Representative confocal micrographs of human nociceptive circuitry as identified by TRPV1 staining (Red) with FMRP IF (Green), DAPI (Blue), and identified lipofuscin (Grey) in human spinal cord. (a) Schematic of lumbar hemi-section depicting ROIs from attached dorsal root, Dr (b); lateral tracts, Lt (c); or laminae II (d). (b)-(d): Magnified 40x images represent nociceptive circuit ROIs used to detect the proportions of FMRP puncta present that colocalized with TRPV1+ fibers. Associated insets (Boxes) are further magnified to highlight the sub-axonal morphology of this colocalization. (b) Image of dorsal root shows FMRP puncta frequently colocalized with TRPV1+ axons. Glial nuclei rarely colocalized with FMRP. (c) Image of lateral tracts shows FMRP puncta often colocalized with these TRPV1+ arbors. (d) Image of lamina I-II neuropil showing notable colocalization between FMRP puncta and TRPV1+ fibers in these synaptic fields. (e) Pie charts showing the average proportion of FMRP puncta per nociceptive circuit ROI the did or did not colocalize with peripherin IF. Section thickness: 60 μm. Scale bars: Magnified Images = 50 μm; Insets = 5 μm.

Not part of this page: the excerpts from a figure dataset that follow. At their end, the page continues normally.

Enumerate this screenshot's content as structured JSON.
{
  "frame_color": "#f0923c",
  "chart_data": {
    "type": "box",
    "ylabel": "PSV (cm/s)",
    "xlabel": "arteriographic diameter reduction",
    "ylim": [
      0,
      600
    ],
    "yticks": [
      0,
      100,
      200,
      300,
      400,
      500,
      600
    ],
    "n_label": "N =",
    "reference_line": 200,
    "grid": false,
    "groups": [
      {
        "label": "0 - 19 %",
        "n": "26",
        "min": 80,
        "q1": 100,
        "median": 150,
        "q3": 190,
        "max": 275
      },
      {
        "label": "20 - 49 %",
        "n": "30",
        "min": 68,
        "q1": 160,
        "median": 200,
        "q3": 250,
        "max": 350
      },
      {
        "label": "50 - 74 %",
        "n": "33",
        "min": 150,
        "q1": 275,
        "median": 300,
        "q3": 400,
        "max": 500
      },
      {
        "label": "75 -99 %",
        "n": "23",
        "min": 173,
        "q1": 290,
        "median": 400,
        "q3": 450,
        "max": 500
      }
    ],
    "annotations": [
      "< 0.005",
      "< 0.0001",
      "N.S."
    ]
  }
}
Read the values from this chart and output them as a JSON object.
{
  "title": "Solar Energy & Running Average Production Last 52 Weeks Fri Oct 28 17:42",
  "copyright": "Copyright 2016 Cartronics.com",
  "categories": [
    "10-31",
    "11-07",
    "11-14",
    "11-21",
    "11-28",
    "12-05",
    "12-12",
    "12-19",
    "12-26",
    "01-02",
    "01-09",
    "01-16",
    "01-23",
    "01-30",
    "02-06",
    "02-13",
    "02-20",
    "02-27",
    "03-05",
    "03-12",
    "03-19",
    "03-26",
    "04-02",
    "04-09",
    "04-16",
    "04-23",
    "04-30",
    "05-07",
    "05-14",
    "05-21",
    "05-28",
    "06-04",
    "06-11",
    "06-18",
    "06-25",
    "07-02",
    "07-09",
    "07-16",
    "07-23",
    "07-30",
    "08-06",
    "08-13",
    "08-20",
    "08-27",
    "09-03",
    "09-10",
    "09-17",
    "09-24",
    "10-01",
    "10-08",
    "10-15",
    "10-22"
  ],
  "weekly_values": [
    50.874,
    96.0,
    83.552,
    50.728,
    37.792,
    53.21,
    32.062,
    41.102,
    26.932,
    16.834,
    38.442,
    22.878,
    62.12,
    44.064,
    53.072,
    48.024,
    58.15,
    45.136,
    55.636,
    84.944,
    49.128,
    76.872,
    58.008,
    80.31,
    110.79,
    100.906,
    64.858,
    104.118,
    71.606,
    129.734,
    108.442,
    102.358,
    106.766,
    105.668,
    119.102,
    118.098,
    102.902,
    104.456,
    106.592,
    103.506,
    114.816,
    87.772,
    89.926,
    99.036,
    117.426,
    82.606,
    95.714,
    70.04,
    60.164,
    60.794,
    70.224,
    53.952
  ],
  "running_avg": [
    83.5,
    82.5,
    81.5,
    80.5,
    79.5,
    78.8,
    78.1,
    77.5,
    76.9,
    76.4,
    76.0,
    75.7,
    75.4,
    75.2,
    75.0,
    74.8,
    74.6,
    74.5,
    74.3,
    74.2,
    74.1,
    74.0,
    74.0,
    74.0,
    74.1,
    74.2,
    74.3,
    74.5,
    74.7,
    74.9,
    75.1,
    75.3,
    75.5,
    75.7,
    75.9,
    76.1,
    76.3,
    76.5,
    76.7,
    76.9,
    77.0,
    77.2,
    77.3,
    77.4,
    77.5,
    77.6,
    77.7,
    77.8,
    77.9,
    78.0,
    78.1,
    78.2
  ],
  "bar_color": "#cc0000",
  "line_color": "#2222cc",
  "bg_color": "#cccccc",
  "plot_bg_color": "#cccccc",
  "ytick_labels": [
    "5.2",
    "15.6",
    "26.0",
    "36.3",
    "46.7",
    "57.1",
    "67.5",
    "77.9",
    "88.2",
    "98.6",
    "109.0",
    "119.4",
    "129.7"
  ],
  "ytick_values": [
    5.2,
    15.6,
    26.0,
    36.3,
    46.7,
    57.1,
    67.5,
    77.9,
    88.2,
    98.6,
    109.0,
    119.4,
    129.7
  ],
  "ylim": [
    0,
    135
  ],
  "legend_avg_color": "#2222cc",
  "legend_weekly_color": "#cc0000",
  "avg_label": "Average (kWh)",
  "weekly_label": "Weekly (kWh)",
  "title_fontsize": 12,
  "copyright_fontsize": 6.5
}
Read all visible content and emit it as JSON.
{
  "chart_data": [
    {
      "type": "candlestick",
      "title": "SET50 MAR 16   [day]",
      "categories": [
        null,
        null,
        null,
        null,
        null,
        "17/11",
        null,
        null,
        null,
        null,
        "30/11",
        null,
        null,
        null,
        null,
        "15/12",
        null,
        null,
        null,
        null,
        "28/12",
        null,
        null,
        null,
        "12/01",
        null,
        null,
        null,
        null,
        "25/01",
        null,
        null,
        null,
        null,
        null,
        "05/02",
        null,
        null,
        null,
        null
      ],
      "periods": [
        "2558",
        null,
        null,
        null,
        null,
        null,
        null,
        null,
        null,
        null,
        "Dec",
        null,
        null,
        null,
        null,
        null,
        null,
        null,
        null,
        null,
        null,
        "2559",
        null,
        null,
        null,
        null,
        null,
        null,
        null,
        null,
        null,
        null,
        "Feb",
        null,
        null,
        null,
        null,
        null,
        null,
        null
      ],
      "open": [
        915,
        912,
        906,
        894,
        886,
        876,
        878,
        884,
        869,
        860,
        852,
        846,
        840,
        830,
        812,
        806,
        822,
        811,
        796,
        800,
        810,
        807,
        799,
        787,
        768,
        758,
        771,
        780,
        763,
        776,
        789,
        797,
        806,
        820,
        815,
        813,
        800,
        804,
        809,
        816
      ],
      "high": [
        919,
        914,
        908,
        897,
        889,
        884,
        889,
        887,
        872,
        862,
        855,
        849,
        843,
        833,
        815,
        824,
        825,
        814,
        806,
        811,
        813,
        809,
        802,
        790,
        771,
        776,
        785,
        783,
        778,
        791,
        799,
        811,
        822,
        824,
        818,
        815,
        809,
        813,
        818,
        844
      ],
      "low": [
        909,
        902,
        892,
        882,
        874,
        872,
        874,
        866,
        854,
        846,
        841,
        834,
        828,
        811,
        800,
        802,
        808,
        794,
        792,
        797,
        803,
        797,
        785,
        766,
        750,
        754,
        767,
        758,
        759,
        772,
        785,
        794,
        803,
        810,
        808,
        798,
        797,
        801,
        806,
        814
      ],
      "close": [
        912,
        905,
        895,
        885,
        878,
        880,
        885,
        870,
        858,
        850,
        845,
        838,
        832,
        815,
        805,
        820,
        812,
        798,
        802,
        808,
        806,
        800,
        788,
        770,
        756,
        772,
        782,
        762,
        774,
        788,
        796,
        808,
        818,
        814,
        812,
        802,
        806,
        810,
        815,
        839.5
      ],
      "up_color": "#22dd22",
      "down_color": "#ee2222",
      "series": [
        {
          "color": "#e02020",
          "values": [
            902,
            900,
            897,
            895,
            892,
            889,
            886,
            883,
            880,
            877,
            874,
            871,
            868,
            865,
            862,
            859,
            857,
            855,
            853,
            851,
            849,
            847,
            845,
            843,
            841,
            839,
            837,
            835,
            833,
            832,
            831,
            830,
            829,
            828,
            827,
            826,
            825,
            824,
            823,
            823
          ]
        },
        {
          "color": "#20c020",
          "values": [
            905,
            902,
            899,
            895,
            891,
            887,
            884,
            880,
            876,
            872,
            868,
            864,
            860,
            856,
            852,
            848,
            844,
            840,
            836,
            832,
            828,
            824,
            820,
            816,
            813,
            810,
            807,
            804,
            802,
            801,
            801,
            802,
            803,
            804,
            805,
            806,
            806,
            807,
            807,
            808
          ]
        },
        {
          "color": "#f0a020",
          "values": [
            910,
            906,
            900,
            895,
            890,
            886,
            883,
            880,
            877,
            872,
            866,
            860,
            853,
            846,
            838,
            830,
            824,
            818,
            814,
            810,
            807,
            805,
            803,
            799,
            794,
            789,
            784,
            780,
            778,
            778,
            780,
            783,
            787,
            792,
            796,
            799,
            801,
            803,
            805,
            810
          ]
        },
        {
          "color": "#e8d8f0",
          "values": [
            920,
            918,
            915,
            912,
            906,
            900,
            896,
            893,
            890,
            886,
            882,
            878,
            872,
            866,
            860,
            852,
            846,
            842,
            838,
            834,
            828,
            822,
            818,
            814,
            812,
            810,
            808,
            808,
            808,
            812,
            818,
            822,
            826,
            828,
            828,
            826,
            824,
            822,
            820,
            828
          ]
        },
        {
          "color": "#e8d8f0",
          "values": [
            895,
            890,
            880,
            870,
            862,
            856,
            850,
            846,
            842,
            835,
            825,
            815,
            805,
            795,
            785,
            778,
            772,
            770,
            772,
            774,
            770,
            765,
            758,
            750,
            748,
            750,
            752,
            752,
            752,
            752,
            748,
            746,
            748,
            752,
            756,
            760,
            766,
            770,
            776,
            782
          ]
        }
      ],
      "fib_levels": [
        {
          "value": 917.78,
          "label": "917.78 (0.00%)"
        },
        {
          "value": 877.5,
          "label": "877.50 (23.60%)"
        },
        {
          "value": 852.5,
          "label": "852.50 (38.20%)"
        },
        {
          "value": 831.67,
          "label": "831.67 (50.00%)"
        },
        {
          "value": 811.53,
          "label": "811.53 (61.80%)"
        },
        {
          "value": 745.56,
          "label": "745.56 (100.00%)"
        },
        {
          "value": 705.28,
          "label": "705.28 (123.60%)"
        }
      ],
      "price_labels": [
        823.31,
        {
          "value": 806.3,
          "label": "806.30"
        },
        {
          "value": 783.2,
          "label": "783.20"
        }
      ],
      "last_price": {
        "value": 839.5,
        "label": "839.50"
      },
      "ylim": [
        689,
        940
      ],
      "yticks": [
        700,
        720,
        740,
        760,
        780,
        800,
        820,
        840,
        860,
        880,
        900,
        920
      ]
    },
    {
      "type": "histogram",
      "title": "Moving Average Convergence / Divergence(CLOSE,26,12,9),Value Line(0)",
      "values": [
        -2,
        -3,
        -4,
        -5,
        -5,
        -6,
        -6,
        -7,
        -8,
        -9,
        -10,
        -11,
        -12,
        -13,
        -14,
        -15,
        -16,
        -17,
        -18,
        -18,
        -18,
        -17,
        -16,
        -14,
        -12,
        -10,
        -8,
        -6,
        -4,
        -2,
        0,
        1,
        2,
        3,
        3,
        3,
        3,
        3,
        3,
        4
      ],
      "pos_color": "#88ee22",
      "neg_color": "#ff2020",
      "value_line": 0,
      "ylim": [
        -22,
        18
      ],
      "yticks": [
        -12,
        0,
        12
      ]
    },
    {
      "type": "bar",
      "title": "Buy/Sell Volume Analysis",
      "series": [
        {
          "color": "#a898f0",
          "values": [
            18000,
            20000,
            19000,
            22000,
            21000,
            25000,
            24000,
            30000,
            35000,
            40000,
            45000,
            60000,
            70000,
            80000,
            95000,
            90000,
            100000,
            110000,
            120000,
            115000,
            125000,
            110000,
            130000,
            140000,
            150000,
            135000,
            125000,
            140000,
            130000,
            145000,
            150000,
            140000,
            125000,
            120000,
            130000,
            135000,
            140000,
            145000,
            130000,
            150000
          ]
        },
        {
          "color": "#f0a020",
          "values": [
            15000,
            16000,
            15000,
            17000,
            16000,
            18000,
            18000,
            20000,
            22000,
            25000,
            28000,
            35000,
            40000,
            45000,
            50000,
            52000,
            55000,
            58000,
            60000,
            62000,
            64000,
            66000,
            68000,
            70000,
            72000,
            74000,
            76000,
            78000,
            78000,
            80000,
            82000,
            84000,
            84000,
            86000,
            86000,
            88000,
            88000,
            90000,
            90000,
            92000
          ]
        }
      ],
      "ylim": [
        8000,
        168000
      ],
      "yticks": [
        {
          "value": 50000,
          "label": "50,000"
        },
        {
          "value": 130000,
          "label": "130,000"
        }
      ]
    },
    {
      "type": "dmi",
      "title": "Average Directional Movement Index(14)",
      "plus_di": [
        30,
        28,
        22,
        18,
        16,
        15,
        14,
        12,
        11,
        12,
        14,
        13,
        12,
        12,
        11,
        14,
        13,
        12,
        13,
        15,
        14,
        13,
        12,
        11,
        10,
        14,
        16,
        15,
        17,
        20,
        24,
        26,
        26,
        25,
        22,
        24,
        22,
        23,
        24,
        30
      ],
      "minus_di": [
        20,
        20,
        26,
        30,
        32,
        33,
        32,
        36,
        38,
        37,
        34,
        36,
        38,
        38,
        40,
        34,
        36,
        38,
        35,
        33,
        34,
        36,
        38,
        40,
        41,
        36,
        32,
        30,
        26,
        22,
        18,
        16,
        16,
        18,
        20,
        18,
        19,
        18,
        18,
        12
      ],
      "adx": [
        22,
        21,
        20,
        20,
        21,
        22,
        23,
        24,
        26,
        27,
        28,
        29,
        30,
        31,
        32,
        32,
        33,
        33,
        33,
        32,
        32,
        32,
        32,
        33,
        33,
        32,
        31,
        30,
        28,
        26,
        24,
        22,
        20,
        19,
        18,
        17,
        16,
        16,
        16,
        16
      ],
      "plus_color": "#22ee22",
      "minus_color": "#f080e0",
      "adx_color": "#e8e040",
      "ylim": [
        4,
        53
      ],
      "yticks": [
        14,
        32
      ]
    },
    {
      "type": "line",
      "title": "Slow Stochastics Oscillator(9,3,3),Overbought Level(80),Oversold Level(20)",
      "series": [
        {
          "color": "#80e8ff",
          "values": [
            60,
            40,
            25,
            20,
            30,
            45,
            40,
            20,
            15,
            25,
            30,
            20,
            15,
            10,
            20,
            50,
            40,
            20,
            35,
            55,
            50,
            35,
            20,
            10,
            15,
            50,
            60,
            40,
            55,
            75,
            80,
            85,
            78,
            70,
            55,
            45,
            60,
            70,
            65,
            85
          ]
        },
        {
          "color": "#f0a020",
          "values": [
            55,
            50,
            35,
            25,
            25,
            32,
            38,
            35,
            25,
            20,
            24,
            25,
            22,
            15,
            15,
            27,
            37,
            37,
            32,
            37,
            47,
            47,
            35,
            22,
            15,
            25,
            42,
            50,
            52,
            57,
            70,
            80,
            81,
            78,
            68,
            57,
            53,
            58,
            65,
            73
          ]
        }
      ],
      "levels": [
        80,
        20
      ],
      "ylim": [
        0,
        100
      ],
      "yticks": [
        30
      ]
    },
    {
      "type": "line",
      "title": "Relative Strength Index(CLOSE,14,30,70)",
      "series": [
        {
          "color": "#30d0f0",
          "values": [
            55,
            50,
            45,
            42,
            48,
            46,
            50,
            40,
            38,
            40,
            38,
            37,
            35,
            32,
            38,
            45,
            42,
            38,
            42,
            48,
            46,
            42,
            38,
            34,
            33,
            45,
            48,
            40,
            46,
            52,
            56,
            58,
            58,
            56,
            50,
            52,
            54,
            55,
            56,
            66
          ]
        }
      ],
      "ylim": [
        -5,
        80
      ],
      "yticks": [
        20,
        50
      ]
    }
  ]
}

Figure 7.. Colocalization of CGRP and FMRP immunofluorescence in dorsal root and laminae I-II

Representative confocal micrographs of CGRP (Red) and FMRP (Green) immunofluorescence with lipofuscin (Grey) in dorsal root and laminae I-II in male (b), (d) and female (c), (e) human spinal cord. (a) Schematic of lumbar hemi-section exemplifying ROIs from attached dorsal root, Dr (b)-(c) or laminae II (d)-(e). (b)-(c): Magnified 40x images representing ROIs used to detect colocalization between CGRP and FMRP from attached dorsal root. Colocalization was notably rare in tissues from male donors but was notably frequent in tissues from female donors (Arrows). Associated insets (Boxes) are further magnified highlighting the sub-axonal organization of these stains. (b) Image from a male donor showing that almost all FMRP puncta are spatially separated from CGRP+ loci. Few puncta outside our detection parameters rarely colocalize with CGRP staining (Black Arrow). (c) Image from a female donor showing FMRP puncta frequently colocalized with CGRP+ loci. (d)-(e): Magnified 40x images of laminae I-II were counterstained with DAPI (Blue) to show neuropil and somatic organization. (d) Image from a male donor showing that almost all FMRP puncta are spatially separated from CGRP+ loci as in dorsal root. Potential colocalized puncta were often identified as lipofuscin (Black Arrowhead). (e) Image from a female donor showing frequent colocalization between CGRP and FMRP puncta. (f) Pie charts showing the average proportion of FMRP puncta per ROI the did or did not colocalize with CGRP+ loci. (g) Comparisons showed that colocalization between FMRP puncta and CGRP+ loci was significantly increased in females when compared to males for both dorsal root (p= 0.0375) and laminae I-II (p= 0.0310) analyses. Values expressed as mean +/− SEM. T-test: *p < 0.05 (N = 3 per group). Section thickness: 60 μm. Scale bars: Dorsal root images = 15 μm; Laminae I-II images = 50 μm; All insets = 5 μm.